Monday, October 24, 2016

And then there was EdCamp Creative...

EdCamp Creative was Saturday. I really, really thought it was gonna be a train wreck. But it wasn't. It was pretty fun.

Creating an online EdCamp has been a bucket list item of mine. I'm an edcamp junkie, and Saturday was my twenty-fifth edcamp. Bricks and mortar edcamps have grown steadily over the past six years. Online edcamps are virtually nonexistent.  So back in August I reached out to 20 colleagues to help make it happen. 

Traditionally you assemble a team of five or six dedicated teachers from the same city. This conference was organized by twenty connected educators who assembled in a Voxer group to crowd source the planning. All planning was done asynchronously in the Voxer group, and I'm not sure that has been done before.

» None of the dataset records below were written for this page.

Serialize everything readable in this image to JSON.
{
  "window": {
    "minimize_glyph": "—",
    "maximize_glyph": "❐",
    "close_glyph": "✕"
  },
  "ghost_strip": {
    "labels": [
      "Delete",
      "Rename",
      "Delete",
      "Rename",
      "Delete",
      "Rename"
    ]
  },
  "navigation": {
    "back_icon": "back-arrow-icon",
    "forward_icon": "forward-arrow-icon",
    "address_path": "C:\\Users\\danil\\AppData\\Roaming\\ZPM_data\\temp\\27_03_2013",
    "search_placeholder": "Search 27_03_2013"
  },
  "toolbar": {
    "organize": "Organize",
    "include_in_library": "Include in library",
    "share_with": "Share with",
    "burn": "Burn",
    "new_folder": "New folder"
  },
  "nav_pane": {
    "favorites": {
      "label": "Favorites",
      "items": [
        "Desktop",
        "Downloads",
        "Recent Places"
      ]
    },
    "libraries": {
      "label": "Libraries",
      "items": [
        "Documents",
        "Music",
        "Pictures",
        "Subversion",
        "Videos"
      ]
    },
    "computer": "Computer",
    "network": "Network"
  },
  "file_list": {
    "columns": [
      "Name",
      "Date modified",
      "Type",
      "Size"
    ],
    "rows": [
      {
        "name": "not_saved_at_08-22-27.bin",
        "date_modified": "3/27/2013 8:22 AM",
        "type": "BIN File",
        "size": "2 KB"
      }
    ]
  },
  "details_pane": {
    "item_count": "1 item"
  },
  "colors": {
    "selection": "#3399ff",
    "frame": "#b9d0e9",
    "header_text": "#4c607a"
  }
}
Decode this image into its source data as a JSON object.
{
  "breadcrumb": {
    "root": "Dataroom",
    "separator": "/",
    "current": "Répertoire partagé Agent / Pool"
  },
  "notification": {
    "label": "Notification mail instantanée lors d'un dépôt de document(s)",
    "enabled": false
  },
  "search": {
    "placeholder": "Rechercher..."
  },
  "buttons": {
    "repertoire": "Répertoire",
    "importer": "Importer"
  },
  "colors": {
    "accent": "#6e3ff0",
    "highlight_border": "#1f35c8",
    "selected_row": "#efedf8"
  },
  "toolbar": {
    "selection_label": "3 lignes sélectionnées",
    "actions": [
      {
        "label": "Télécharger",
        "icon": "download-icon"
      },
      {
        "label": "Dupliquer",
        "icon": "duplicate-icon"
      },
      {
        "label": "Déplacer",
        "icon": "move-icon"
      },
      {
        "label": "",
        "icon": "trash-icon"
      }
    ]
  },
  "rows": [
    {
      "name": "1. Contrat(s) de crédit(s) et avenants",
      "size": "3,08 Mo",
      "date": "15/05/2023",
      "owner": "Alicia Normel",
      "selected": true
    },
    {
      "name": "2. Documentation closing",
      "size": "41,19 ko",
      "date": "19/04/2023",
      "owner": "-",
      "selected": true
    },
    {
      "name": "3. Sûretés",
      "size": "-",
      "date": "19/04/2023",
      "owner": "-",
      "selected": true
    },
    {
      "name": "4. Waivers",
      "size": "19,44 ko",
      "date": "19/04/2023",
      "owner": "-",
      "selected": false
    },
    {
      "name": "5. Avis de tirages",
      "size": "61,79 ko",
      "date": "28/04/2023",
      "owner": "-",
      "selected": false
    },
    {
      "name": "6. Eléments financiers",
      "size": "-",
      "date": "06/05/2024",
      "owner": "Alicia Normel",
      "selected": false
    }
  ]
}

It worked, but there were many lessons learned along the way:
  • Registrants were asked to give either their email address or Twitter handle. Both are necessary for an online conference. A Twitter handle is necessary for tagging tweets for publicity, and an email address is necessary to ping attendees right before the event with a final confirmation. Bummer.
  • Opening ceremony were a debacle. The Google Hangout bugged out. At least two people who were in the hangout did not make it into the first session. Bummer.
  • Having the event in October was not ideal. You want an online edcamp when there  is less incentive to leave the house, like in January or February.
  • While the crowdsourced planning on Voxer worked, a lot of the tasks with deadlines fell on me, and that felt different and lonely. Next time the plan is to do it more traditionally: a small committee using synchronous meetings.
  • I must not be setting up Google hangouts right. I set up 22 Google hangouts a week in advance, but after they were buggy, we switched to AppearIn, so none of the sessions were recorded. Bummer.  
  • People really like collaborative note-taking on Google documents, which I left out for simplicity. Oops.
  • I was really amped up and talked too fast. My wife texted me to slow down, but I was unintelligible at times. Oops.
  • The original vision of the event was to encourage EdCamp newbies to attend. That is not advisable as newbies should not have to wrestle with technology as they experience an unconference for the first time.
But after all that, 20 people hung in for two hours, and 139 people registered, and that’s what I call an unqualified success for a 1.0.  Online EdCamps are free and almost as intimate and magical as bricks-and-mortar EdCamps... and as a bonus, you see edu-friends from far away. This was truly a team effort and I'm grateful for the 20+ people who chipped in to make it happen.

It's funny to look back because this all started out as an idea called EdCamp Social Justice, which was my response to the possibility of a Donald Trump presidency. After receiving a lot of good advice, we pivoted to create EdCamp Creative. I hope to do it again in February.

I know that Twitter is our bread-and-butter as connected educators, but I've been in Twitter chats with people for weeks and felt like I barely knew them. But after even one online video chat feel like I've made a few new edu-friends.

In short, EdCamp is a movement, and online edcamps are a small but important part of the movement.